A Sedalia police officer was justified in fatally shooting a man, Pettis County Prosecuting Attorney Jeff Mittelhauser said Thursday.
The Missouri State Highway Patrol investigated the June 30 encounter between Patrolman John Cook and David Morgan, 59.
Cook had been called to Mr. Morgan’s girlfriend’s home, 720 N. Lamine Ave., where the intoxicated man lunged at him with a steak knife, which had a 4.5-inch serrated blade, according to reports.
“Mr. Morgan was the initial aggressor in the encounter, Mr. Morgan threatened the use of deadly force against the officer, and Officer Cook acted in the reasonable belief that deadly force was necessary to defend himself from Mr. Morgan’s actions,” Mittelhauser wrote in a statement.
Mittelhauser said the conclusion was easy to reach and was “not a close call.”
Police Chief John DeGonia said Cook was reinstated to full duty. He had been on paid administrative leave during the Highway Patrol’s investigation.

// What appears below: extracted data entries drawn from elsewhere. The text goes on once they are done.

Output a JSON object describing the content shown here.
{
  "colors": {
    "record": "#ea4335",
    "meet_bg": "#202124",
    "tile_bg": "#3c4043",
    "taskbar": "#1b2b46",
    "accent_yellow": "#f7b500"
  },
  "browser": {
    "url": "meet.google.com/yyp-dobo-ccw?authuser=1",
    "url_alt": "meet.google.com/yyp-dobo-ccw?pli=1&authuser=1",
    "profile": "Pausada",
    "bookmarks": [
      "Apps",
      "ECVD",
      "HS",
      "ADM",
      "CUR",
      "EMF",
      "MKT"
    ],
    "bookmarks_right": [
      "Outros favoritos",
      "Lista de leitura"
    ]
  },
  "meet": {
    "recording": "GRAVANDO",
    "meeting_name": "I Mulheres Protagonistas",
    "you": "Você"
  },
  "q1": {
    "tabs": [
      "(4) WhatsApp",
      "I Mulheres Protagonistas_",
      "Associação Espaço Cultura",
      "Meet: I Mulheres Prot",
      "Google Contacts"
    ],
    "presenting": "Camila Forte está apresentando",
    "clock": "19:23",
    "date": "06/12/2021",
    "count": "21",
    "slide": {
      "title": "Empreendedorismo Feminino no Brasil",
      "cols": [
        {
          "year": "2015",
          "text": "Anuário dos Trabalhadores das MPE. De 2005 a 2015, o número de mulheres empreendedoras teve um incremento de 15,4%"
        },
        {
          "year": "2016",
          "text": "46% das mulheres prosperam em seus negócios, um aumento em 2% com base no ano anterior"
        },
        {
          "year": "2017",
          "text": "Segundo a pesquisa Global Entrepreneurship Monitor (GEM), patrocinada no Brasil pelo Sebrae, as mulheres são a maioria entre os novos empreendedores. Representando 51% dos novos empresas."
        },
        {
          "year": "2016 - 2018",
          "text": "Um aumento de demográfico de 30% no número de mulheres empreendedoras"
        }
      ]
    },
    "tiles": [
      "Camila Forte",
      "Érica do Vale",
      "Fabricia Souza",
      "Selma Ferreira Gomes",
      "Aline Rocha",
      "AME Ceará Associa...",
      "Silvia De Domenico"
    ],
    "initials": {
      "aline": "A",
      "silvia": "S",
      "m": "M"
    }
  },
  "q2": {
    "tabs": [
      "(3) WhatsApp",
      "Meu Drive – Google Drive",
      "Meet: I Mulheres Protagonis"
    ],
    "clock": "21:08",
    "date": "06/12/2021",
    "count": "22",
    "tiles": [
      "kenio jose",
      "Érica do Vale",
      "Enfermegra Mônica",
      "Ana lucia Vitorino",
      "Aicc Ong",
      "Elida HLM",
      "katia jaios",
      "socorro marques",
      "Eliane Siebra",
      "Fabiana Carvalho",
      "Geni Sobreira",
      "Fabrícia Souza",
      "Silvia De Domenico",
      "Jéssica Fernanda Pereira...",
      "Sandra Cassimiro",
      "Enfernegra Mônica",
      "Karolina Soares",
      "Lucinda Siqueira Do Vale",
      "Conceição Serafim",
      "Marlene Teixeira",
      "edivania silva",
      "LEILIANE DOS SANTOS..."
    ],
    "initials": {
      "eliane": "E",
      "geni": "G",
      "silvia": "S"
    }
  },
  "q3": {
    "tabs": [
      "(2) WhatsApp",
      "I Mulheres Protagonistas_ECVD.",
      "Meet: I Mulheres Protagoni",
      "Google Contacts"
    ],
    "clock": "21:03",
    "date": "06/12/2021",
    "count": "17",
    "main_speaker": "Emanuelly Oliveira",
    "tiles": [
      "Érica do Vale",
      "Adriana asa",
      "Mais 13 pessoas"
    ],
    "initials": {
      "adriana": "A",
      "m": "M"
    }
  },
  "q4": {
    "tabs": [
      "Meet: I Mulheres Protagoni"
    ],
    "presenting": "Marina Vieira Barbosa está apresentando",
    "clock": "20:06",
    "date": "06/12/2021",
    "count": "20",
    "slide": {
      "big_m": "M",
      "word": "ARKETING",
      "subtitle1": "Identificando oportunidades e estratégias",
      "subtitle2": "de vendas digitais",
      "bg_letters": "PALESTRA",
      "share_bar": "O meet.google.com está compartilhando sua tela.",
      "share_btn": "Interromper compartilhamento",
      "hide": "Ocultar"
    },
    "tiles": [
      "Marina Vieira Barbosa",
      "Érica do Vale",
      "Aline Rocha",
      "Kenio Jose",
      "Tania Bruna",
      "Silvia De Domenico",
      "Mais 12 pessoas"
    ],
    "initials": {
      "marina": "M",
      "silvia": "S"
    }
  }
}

Cook will return to patrol during his regularly scheduled shift on Saturday.
DeGonia said the department has an “outstanding training program” that is recognized by the police community, and Cook acted well within the police policies and training.
The Highway Patrol took written witness statements during its investigation, and compiled a 3-inch thick report.
“The only thing we investigate on is the shooting itself,” said Sgt. Scott Meyer, a spokesman for the Highway Patrol. “We present the facts of the case to the prosecuting attorney.”
Meyer said it is up to the prosecutor to file charges, call for a grand jury or coroner’s inquest, or find no wrongdoing. “We don’t make any conclusions,” he said. “We investigate it, and report it; nothing but the facts.”
Sgt. H.A. Fowler, who investigated the incident, classified it as an attempted assault on a police officer in his report. In his summary, David Morgan is listed as the suspect and Cook the victim. Fowler was unavailable for comment Thursday.
According to the Highway Patrol report, police were called by a relative of Morgan’s girlfriend, Angeline Jackson. Jackson and Morgan had argued, and she told him to leave and threatened to call police. Morgan went outside and cut the telephone lines. Several witnesses said Morgan was drunk.
Jackson told Fowler that she locked the door when Morgan went outside. She went onto the porch and stood by the doorway when Cook arrived, the patrol report stated.
Morgan was sitting in a chair on the porch. Jackson warned Cook that Morgan had a knife. With his gun drawn, Cook ordered Morgan several times to put down the knife.
The patrol report stated that Morgan cursed at Cook and said, “ ‘What are you going to do if I don’t drop the knife?’ Officer Cook said he told him, ‘I’m going to shoot you!’ Officer Cook said Morgan replied, ‘F--- you, shoot me, I’m going to die anyways.’ ”
Cook said in his statement to Fowler that he thought he might be able to subdue Morgan and tried to get his pepper spray from his belt. Morgan stood up from the chair and “took an aggressive stance on the edge of the porch,” according to the report.
“Officer Cook said he believed an attack was imminent, so he abandoned attempts to pull the (pepper spray) from its holder,” Fowler wrote.
The officer told Morgan several times to drop the knife. Morgan yelled “F--- you,” then lunged at Cook, according to the report. The officer fired a single shot to Morgan’s lower chest, then holstered his gun and began cardiopulmonary resuscitation on Morgan.
Statements from Jackson, and her son, Andrew Jackson, 23, supported what Cook told authorities.
“He should have done what the officer said and dropped the knife,” Angeline told investigators.
DeGonia said Cook saw an Kansas City psychologist specializing in police shootings, who cleared the officer to return to work.
The Pettis County chapter of the National Association for the Advancement of Colored People declined to comment on the investigation until it can review a complete report, said President Rhonda Chalfant. She said members were getting a report.